Photo by Michael T. Ruhl
The complex relationships between real estate developers and the District’s elected officials are the subject of an investigative series on WAMU this week. The package, “Deals for Developers,” delves into a web of arrangements in which construction firms and other corporations donate to local leaders’ campaigns, and later receive generous subsidies for their projects.
Reporters Patrick Madden and Julie Patel spent months diving through nearly a decade’s worth of corporate registries, real estate deals, and, most importantly, campaign finance records. The series’ first segment, which aired Monday, deals directly with subsidies doled out to some of the city’s top political givers.

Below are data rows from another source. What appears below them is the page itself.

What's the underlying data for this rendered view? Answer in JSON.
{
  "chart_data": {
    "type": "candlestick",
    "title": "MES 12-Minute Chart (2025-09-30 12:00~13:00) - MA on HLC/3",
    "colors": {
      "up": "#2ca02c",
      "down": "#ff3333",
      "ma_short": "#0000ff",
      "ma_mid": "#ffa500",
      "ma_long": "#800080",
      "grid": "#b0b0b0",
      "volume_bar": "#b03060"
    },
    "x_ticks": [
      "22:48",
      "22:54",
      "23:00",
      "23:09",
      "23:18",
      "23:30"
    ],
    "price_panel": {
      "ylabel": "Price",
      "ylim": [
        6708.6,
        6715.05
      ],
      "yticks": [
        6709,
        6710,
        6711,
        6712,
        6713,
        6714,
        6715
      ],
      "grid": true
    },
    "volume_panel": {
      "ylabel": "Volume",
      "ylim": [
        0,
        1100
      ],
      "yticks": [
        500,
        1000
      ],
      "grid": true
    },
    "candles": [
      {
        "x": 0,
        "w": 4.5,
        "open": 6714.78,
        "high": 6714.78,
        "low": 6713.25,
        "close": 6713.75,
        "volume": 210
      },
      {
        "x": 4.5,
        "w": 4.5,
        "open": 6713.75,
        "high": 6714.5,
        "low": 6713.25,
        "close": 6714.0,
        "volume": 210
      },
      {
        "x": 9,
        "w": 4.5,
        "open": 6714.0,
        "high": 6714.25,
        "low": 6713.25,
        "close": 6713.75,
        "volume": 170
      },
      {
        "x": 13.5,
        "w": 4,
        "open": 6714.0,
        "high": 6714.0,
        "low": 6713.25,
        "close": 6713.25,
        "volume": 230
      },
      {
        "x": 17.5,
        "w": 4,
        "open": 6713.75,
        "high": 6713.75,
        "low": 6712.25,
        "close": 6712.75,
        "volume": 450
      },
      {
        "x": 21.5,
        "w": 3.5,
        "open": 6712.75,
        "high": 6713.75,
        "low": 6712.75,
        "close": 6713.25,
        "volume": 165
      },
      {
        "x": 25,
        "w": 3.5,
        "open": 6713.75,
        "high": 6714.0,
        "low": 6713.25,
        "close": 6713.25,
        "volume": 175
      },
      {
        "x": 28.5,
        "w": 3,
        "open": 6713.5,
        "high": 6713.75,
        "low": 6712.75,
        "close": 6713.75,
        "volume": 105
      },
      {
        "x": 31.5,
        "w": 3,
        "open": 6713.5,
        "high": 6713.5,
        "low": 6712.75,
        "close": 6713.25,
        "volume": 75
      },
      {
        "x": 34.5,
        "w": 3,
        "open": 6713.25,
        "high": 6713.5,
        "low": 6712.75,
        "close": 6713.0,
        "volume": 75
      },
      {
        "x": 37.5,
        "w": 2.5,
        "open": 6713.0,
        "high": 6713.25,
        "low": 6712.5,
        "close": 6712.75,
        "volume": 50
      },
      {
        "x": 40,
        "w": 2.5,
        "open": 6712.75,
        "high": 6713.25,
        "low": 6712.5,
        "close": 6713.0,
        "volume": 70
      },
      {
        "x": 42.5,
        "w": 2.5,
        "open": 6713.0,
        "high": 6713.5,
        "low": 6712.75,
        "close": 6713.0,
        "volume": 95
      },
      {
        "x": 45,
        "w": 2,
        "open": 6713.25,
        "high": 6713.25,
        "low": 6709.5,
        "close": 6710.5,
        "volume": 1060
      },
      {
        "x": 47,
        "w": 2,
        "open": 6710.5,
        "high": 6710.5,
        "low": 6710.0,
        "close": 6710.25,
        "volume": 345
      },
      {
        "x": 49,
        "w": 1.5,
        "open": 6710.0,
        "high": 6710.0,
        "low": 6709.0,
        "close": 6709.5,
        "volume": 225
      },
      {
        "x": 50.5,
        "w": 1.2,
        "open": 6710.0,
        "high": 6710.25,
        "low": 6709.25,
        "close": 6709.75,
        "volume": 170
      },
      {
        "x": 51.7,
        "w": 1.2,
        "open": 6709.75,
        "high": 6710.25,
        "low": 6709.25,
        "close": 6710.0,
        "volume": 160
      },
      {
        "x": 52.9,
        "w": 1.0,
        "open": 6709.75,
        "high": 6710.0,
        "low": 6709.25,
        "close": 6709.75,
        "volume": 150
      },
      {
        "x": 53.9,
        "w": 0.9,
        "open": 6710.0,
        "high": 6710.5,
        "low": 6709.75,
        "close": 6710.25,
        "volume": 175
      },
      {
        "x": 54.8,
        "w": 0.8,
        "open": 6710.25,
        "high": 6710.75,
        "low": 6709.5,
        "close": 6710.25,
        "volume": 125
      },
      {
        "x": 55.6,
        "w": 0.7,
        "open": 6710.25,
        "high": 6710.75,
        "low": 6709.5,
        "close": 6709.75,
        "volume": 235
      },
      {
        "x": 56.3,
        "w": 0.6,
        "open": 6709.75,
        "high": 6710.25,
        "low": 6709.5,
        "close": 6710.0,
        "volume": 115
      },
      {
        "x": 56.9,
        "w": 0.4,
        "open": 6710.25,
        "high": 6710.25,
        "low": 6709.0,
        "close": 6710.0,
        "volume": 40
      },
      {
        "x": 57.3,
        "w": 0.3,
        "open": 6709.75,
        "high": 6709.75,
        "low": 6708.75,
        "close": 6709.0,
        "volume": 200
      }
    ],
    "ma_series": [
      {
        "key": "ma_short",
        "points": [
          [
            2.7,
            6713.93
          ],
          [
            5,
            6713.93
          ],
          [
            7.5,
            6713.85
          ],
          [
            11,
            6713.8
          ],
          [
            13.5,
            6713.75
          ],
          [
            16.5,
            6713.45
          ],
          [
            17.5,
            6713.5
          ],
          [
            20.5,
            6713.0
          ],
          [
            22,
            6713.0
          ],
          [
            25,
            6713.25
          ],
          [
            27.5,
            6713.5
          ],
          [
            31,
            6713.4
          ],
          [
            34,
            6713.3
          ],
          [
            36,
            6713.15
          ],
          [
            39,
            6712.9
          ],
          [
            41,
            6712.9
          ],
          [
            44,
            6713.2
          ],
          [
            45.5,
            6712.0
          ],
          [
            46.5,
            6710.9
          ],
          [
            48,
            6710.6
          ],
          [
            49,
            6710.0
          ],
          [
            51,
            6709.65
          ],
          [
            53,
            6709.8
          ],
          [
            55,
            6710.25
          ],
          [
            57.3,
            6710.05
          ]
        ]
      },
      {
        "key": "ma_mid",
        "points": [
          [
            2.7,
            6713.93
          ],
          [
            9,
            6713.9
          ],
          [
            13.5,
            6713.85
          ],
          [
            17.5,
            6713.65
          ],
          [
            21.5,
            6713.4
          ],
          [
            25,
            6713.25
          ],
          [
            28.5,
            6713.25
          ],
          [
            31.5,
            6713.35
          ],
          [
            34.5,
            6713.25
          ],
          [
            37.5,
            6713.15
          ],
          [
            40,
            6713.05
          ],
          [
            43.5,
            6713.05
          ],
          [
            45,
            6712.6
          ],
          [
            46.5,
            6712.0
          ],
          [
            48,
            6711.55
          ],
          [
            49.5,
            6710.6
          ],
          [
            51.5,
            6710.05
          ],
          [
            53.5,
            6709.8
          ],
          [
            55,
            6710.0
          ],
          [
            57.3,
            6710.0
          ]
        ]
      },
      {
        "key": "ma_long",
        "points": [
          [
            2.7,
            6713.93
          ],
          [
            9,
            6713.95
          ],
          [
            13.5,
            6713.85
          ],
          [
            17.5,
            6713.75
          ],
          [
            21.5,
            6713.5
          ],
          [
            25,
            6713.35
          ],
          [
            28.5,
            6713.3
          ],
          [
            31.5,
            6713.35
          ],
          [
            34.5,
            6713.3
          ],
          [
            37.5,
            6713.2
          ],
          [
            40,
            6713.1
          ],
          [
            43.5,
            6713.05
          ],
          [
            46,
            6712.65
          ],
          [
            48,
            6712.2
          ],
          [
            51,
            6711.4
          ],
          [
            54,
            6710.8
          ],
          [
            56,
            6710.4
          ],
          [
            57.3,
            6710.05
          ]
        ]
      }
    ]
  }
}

Even in cases when the District’s own financial administrators and the mayor’s office said that projects in question didn’t need a publicly funded boost—such as the Howard Town Center development—subsidies were granted nonetheless. Howard Town Center received $11 million; its developers, Cohen Companies and RBG, donated a collective $70,600 to D.C. officials over the years, according to WAMU.
But Howard Town Center doesn’t even crack the 20 biggest subsidies offered by the D.C. government. Tom Allison, who previously analyzed Census Bureau data about government employees for DCist, looked at WAMU’s findings and mapped them. With only a few exceptions, the biggest subsidies all went to projects in wards 2 and 6. A couple are in Ward 1 while only one, Skyland Shopping Center, lies east of the Anacostia River.
The biggest project by far was The Wharf in Southwest Waterfront, which received subsidies valued at $293 million. It’s developers contributed nearly $127,000 to city politicians. But there are rare exceptions. LivingSocial, for instance, is the beneficiary of a $32.5 million tax incentive deal. However, WAMU found only $100 in political contributions from the daily deals company’s executives.